The Blues April 22, 2007Posted by daveintexas in Current Events, honor.
Yesterday during an air show in Beaufort South Carolina, LCDR Kevin Davis (Number 6) was killed in an accident. His F/A 18 Hornet may have clipped the top of a pine tree while he was flying at low altitude performing with the Blue Angels.
I’ve been privileged to see the Blues perform twice, and have also seen their Air Force counterparts, the Thunderbirds on two other occasions. There is nothing like it. They are the best of the best.
The Blue Angels were quietly established in 1946 by Chief of Naval Operations Chester W. Nimitz (another Texas boy). Their mission was to boost Navy morale, to demonstrate Naval air power, and to maintain public interest in naval aviation. They have been active since, only once in their 60+ year history drawn down during the Korean War due to a shortage of pilots and planes. They were recommissioned in 1951. They are comprised of pilots from the US Navy and the Marines.
The Air Force established their precision flying team, the Thunderbirds, in 1953, and flew their first performance at Luke Air Force Base in Goodyear Arizona. Their shows are thrilling, but it’s also dangerous work, and there have been many losses. Even if shows are in rural areas, there are still crowds of spectators to contend with.
One Air Force pilot, Capt. David Hauck of Mingo Jct. Ohio, crashed his T-38 while attempting to land his ailing aircraft at a show at Hill AFB in Utah in 1981. The ground controller at the show radioed Capt.
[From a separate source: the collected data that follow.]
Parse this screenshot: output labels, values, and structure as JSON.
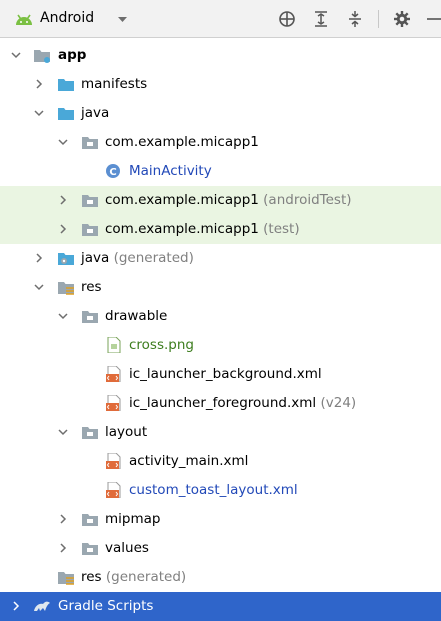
{
  "toolbar": {
    "title": "Android",
    "icons": [
      "android-icon",
      "dropdown-icon",
      "locate-icon",
      "expand-all-icon",
      "collapse-all-icon",
      "gear-icon",
      "hide-icon"
    ]
  },
  "tree": {
    "app": "app",
    "manifests": "manifests",
    "java": "java",
    "pkg_main": "com.example.micapp1",
    "main_activity": "MainActivity",
    "pkg_android_test": "com.example.micapp1",
    "pkg_android_test_suffix": "(androidTest)",
    "pkg_test": "com.example.micapp1",
    "pkg_test_suffix": "(test)",
    "java_generated": "java",
    "java_generated_suffix": "(generated)",
    "res": "res",
    "drawable": "drawable",
    "cross_png": "cross.png",
    "ic_launcher_background": "ic_launcher_background.xml",
    "ic_launcher_foreground": "ic_launcher_foreground.xml",
    "ic_launcher_foreground_suffix": "(v24)",
    "layout": "layout",
    "activity_main": "activity_main.xml",
    "custom_toast_layout": "custom_toast_layout.xml",
    "mipmap": "mipmap",
    "values": "values",
    "res_generated": "res",
    "res_generated_suffix": "(generated)",
    "gradle_scripts": "Gradle Scripts"
  },
  "colors": {
    "selected_row": "#2f65ca",
    "highlight_row": "#eaf5e2",
    "folder_blue": "#4aa8d8",
    "folder_gray": "#9aa7b0",
    "link_blue": "#2249b8",
    "image_green": "#3d7d1e"
  }
}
Hauck, and said “you’re on fire, punch out of there”. But Capt. Hauck replied “hang on, we’ve got a lot of people down there”. He struggled to maintain flight for another half mile, ultimately striking a tree and a barn, erupting into a fireball, but he avoided a large group of people on the other side of the roadway.
It’s hard to explain to someone who’s never seen them perform, just how awesome and thrilling it can be. Complex precision manuevers, fast and low, knife edge passes, the inverted flyovers… it’s just amazing.
Both teams have flown many different types of aircraft. I’ve seen the Thunderbirds in F-16s, and the Blue Angels in the F/A 18s, but I also saw them when I was much younger flying the F-4 Phantom II, a beautiful aircraft. There’s just something awesome about a formation of six Phantoms ripping overhead.
It’s a sad day for the Blue Angels, and for the Navy.